Does ChatGPT suggests correct config for 1 gpu and 72 cpus?

OS: Ubuntu 20.04.6 LTS
Server: Intel(R) Xeon(R) CPU E5-2695 v4 @ 2.10GHz 72 processes
GPU: Tesla K80 (old one from 2014 year)
Python: 3.11.8
Ray: 2.37.0

What config settings should I set for fastest training PPO algorithm with dataset of ~600k rows and 300 columns?
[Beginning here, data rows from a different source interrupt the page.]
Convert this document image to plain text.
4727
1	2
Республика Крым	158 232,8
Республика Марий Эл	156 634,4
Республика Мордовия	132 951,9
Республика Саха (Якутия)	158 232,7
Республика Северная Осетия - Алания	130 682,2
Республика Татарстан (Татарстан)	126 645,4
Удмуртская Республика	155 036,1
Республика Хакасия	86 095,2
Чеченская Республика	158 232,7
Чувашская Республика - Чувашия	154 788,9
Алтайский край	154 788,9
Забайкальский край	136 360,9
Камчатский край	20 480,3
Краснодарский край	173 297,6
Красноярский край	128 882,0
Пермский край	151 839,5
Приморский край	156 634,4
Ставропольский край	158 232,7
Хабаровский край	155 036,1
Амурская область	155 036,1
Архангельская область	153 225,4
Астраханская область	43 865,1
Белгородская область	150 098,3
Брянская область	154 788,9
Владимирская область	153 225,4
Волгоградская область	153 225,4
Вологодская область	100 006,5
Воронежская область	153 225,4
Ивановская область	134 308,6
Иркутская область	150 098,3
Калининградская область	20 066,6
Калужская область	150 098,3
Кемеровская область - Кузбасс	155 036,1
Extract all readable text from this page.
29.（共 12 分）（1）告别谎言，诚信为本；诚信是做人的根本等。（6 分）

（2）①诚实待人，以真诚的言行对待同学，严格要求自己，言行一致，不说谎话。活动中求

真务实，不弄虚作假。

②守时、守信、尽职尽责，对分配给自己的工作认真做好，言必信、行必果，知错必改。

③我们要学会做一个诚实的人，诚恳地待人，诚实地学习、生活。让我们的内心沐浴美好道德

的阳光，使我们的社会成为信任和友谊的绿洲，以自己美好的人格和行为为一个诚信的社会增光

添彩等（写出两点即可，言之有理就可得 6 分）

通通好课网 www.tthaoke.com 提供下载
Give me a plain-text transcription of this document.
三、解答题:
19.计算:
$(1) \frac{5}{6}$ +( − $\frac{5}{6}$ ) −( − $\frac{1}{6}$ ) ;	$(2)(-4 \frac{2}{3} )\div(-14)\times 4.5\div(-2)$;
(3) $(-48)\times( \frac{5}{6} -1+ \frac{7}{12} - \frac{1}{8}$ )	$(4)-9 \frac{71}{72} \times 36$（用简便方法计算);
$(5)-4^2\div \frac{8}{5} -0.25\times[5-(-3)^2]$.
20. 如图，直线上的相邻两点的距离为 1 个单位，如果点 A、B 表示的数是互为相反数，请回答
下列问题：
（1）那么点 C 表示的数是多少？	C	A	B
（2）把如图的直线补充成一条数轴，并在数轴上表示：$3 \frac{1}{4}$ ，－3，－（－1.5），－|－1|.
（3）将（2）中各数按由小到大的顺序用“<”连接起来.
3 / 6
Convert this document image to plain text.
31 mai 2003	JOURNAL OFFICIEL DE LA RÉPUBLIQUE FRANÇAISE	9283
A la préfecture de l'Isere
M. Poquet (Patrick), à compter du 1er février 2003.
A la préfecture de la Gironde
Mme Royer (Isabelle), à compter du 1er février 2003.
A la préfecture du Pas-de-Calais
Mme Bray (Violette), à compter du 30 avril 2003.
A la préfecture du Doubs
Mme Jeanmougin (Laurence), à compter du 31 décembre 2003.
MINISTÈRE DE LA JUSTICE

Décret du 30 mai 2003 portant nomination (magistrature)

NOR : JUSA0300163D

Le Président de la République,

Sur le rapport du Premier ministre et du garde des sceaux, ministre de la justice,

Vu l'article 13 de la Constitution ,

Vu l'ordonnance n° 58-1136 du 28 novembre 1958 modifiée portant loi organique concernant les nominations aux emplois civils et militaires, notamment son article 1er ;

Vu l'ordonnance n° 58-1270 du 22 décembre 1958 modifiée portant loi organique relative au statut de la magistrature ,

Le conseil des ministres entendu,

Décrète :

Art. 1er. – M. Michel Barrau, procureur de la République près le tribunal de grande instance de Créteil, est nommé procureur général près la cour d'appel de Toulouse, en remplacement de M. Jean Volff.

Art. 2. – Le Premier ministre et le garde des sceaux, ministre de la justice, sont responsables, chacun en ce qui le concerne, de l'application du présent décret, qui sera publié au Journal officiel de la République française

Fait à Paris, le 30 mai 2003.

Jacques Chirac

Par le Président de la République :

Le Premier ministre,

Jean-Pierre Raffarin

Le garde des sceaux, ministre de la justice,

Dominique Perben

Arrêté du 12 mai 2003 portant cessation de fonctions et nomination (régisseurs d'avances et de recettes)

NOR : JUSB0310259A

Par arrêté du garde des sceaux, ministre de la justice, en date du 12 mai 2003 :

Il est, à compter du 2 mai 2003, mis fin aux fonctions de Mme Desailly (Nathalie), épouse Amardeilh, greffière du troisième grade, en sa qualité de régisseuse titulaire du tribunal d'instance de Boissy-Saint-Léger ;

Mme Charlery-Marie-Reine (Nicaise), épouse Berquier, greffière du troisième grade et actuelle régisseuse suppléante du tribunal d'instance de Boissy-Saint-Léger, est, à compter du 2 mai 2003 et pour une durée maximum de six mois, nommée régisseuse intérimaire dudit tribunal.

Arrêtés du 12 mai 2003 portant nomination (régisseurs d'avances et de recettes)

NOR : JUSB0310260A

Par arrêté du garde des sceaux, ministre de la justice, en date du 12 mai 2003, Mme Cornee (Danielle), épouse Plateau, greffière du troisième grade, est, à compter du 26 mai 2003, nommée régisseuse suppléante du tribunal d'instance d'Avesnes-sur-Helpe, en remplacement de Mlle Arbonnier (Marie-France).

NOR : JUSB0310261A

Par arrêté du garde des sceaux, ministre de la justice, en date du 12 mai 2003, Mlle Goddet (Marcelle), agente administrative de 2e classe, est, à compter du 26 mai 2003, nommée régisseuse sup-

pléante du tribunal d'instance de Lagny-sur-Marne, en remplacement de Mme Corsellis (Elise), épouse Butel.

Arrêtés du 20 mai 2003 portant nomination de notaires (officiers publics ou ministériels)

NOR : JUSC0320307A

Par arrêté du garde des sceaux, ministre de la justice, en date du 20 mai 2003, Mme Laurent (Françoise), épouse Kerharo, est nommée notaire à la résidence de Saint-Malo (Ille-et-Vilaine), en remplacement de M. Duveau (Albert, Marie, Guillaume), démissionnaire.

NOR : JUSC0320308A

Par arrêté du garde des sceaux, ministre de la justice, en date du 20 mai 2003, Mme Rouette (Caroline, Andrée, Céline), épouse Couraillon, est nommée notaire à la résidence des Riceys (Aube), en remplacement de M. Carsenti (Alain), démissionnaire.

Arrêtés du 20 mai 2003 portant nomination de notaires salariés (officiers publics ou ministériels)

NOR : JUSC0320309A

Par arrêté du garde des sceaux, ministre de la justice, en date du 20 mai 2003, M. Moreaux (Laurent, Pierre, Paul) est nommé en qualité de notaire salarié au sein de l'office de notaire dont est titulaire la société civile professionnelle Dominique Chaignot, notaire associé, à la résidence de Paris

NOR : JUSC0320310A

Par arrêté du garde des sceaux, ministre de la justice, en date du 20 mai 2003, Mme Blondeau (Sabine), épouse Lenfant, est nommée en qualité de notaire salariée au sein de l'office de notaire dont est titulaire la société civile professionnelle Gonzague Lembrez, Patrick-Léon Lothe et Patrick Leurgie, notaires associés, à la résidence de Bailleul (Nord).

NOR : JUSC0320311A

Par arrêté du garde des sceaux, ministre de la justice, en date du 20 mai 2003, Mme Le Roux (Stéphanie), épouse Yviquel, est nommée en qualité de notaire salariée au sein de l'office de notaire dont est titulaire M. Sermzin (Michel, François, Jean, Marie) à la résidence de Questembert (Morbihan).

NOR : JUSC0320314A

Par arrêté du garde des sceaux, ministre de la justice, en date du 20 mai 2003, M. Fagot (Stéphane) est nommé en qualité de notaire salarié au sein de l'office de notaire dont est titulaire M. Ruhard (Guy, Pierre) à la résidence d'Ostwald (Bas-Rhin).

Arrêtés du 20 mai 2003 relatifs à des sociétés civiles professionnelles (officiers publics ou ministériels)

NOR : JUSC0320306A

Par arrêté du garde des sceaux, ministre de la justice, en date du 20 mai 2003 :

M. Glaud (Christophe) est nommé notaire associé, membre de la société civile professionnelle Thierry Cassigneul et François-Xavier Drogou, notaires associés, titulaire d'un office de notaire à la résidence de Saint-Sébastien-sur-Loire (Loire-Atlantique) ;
Now it takes a lot of hours/days, one episode can takes an hour.
I tried many ways, using only gpu or cpu, but not found big difference.

My config:

config = (
    PPOConfig()
    .framework("torch")
    .api_stack(
        # I set false, because of error
        enable_rl_module_and_learner=False,
        enable_env_runner_and_connector_v2=False,
    )
    .environment(
        env=select_env,
        env_config={},
    )
    # .evaluation(
    #     evaluation_num_env_runners=1,
    #     evaluation_interval=1,
    #     # Run evaluation parallel to training to speed up the example.
    #     evaluation_parallel_to_training=False,
    # )
    .env_runners(
        num_env_runners=10,# 2
        num_cpus_per_env_runner=1,
        num_envs_per_env_runner=10, # 3
        num_gpus_per_env_runner=0,
    )
    .resources(
        num_gpus=1,
        # num_cpus_per_worker=1, 
        # num_gpus_per_worker=0,
    )
    .learners(
        # num_learners=1,
        # num_cpus_per_learner=2,
        # um_gpus_per_learner=0,
    )
    .training(
        #train_batch_size_per_learner=256
        train_batch_size=5000,
    )
    .experimental(
        # _disable_preprocessor_api=False,
        # _enable_new_api_stack=True
    )
)

Config that ChatGPT advised for my case, but I got an error “TypeError: AlgorithmConfig.env_runners() got an unexpected keyword argument ‘num_workers’”.
Who knows what is rollouts here? Absolutely no docs on ray.io about it.

config = PPOConfig() \
    .environment(your_env) \
    .rollouts(
        num_workers=60,                # Adjust based on testing
        num_envs_per_worker=4,         # More parallel environments per worker
        rollout_fragment_length=400    # Balance throughput vs overhead
    ) \
    .training(
        train_batch_size=50000,        # Larger batch size for PPO
        sgd_minibatch_size=4000,       # Efficient use of GPU during SGD
        num_sgd_iter=10,               # Number of epochs per update
        lr=0.0003                      # Learning rate, can tune for your environment
    ) \
    .resources(
        num_gpus=1                     # Use the GPU
    ) \
    .evaluation(
        evaluation_num_workers=6       # Parallel evaluation workers
    )

Up. I still don’t know how to do multi processing. It’s super slow.